Nomes dos lugares // Dublin

Conteúdo sexual // As cenas de sexo são intensas mas pouco explícitas.

Violência física // Sim

Violência psicológica // Sim

Pontos positivos // Gosto de tudo nesta série, tudo.

Pontos negativos // Talvez a parte final do livro que ficou um pouco confusa.

Fez-me reflectir sobre // Nem tudo o que parece é. Nem sempre é mau ser mau.

Já foi há 27 anos?

Há 27 anos ardeu o Chiado e eu mal me lembro dessa tragédia. Fazia pouco mais de dois meses que tínhamos saído do Alentejo para Setúbal e andávamos ocupados a desempacotar coisas, a conhecer a cidade e a ir à praia. Chiado para mim só existiu na escola, quando a professora falou no assunto e eu achei que era matéria de teste. Lisboa ainda é para mim (apesar de aqui trabalhar há 14 anos) uma matéria abstracta, uma amálgama de sítios e lugares que eu oiço falar mas que não me interessam realmente.

Morte e Ressurreição

Em Agosto de 2005 decidi começar o "Ler e Reflectir" no Blogger.

Em Dezembro do mesmo ano comecei um blog pessoal nos Blogs do Sapo, onde desabafava ideias e opiniões pessoais e que acabei por fechar em 2009 porque não queria ouvir as opiniões que os outros tinham sobre as minhas opiniões.

Cinco anos começo a reunir no extinto Posterous o "Diário da Casa", onde contava toda a minha aventura de compra de casa, obras e ir viver sozinha.

A divisão temática entre blogs sempre fez sentido para mim: era óbvio que quem queria ler sobre livros, não queria ler sobre decoração. E ninguém teria de levar com as minhas opiniões e argumentos sobre determinados temas no mesmo local onde se procura opiniões sobre livros.
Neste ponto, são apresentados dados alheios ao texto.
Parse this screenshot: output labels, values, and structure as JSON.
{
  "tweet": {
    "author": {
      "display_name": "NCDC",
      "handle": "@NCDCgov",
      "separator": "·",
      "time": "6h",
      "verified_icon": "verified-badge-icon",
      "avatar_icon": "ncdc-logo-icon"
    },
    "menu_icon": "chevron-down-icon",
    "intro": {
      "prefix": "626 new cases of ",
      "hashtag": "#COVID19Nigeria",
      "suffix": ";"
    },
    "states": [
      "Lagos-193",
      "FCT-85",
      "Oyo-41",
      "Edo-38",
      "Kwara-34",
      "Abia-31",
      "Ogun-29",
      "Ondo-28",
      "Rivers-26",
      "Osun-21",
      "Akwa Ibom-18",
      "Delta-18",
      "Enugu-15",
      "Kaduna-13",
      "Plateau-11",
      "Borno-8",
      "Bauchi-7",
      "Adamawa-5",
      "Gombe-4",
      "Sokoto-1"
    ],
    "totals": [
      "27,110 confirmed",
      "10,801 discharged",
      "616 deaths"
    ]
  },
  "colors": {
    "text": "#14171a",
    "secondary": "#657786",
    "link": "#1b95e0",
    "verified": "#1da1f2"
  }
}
Há 10 anos tudo isto fazia sentido. Achei: o Twitter substitui a opinião pessoal. O Facebook também. Depois comecei a achar que simplesmente me apetecia desligar. E essa vontade até estava a ganhar forma quando uma estranha ideia surgiu e que agora pretendo tentar: e se... juntasse todos os blogs num só? (O horror, o horror! Dizia uma parte de mim).

Um lugar igual a mim, que não fosse tão imediato como as rede sociais, onde não interessasse quem lê ou comenta, onde pudesses falar de livros e séries e filmes e da casa e de tudo e de nada porque sim?! Ou onde imperiasse o silêncio quando não desejo dizer nada? Não eram afinal aqueles três blogs, três facetas de mim? Para quem escrevo afinal? Qual a minha finalidade? (A resposta a esta última pergunta já mudou várias vezes, talvez tantas como os meus blogs mudaram de plataforma).
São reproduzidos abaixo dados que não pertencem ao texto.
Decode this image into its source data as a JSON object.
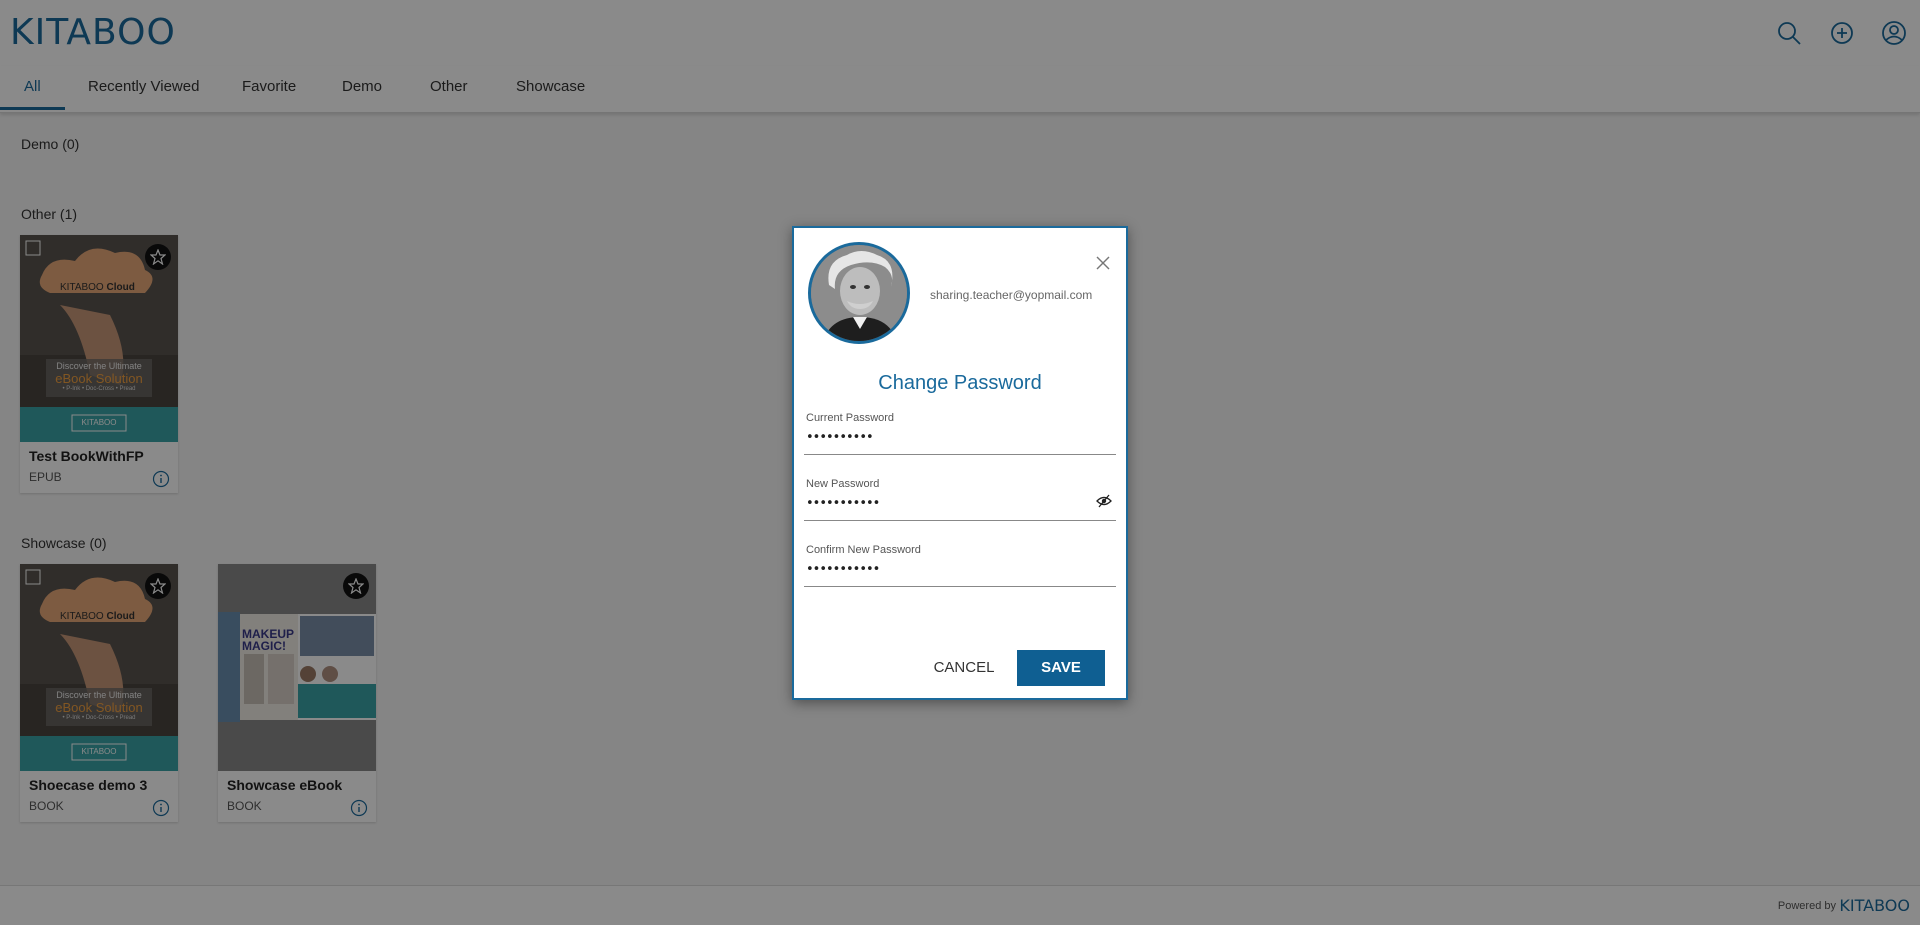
{
  "app": {
    "logo": "KITABOO"
  },
  "header": {
    "icons": [
      "search-icon",
      "add-circle-icon",
      "account-icon"
    ]
  },
  "tabs": [
    {
      "label": "All",
      "active": true
    },
    {
      "label": "Recently Viewed"
    },
    {
      "label": "Favorite"
    },
    {
      "label": "Demo"
    },
    {
      "label": "Other"
    },
    {
      "label": "Showcase"
    }
  ],
  "sections": [
    {
      "title": "Demo (0)"
    },
    {
      "title": "Other (1)"
    },
    {
      "title": "Showcase (0)"
    }
  ],
  "books": [
    {
      "title": "Test BookWithFP",
      "type": "EPUB",
      "cover": {
        "brand": "KITABOO",
        "brand_suffix": "Cloud",
        "line1": "Discover the Ultimate",
        "line2": "eBook Solution",
        "line3": "• P-Ink • Doc-Cross • Pread",
        "badge": "KITABOO"
      }
    },
    {
      "title": "Shoecase demo 3",
      "type": "BOOK",
      "cover": {
        "brand": "KITABOO",
        "brand_suffix": "Cloud",
        "line1": "Discover the Ultimate",
        "line2": "eBook Solution",
        "line3": "• P-Ink • Doc-Cross • Pread",
        "badge": "KITABOO"
      }
    },
    {
      "title": "Showcase eBook",
      "type": "BOOK",
      "cover": {
        "headline": "MAKEUP MAGIC!"
      }
    }
  ],
  "footer": {
    "powered_by": "Powered by",
    "logo": "KITABOO"
  },
  "dialog": {
    "email": "sharing.teacher@yopmail.com",
    "title": "Change Password",
    "fields": [
      {
        "label": "Current Password",
        "value": "••••••••••"
      },
      {
        "label": "New Password",
        "value": "•••••••••••"
      },
      {
        "label": "Confirm New Password",
        "value": "•••••••••••"
      }
    ],
    "cancel_label": "CANCEL",
    "save_label": "SAVE"
  },
  "colors": {
    "accent": "#1a6a9c",
    "save_button": "#0f5f92",
    "cover_teal": "#3aa3a6"
  }
}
Assim sendo, e talvez numa derradeira tentativa antes de ficar offline para sempre, decidi unir os posts do meu blog pessoal, do Ler e Reflectir e do Diário da Casa num espaço só. Esse espaço deixará de se chamar Ler e Reflectir e passará a ter outro nome ainda a escolher (aceitam-se sugestões diferentes de "Comer, Orar e Amar", ok?!). O Diário da Casa vai se extinguir. O blog pessoal também.

Vai ser tudo muito confuso para quem subscreve apenas um destes blogs. Desde já lamento o incómodo. Muitos de vocês partirão imediatamente. Outros perderão o interesse a pouco e pouco. Tal como na vida, não é assim?! Para quem fica, obrigada. Ainda não desisti.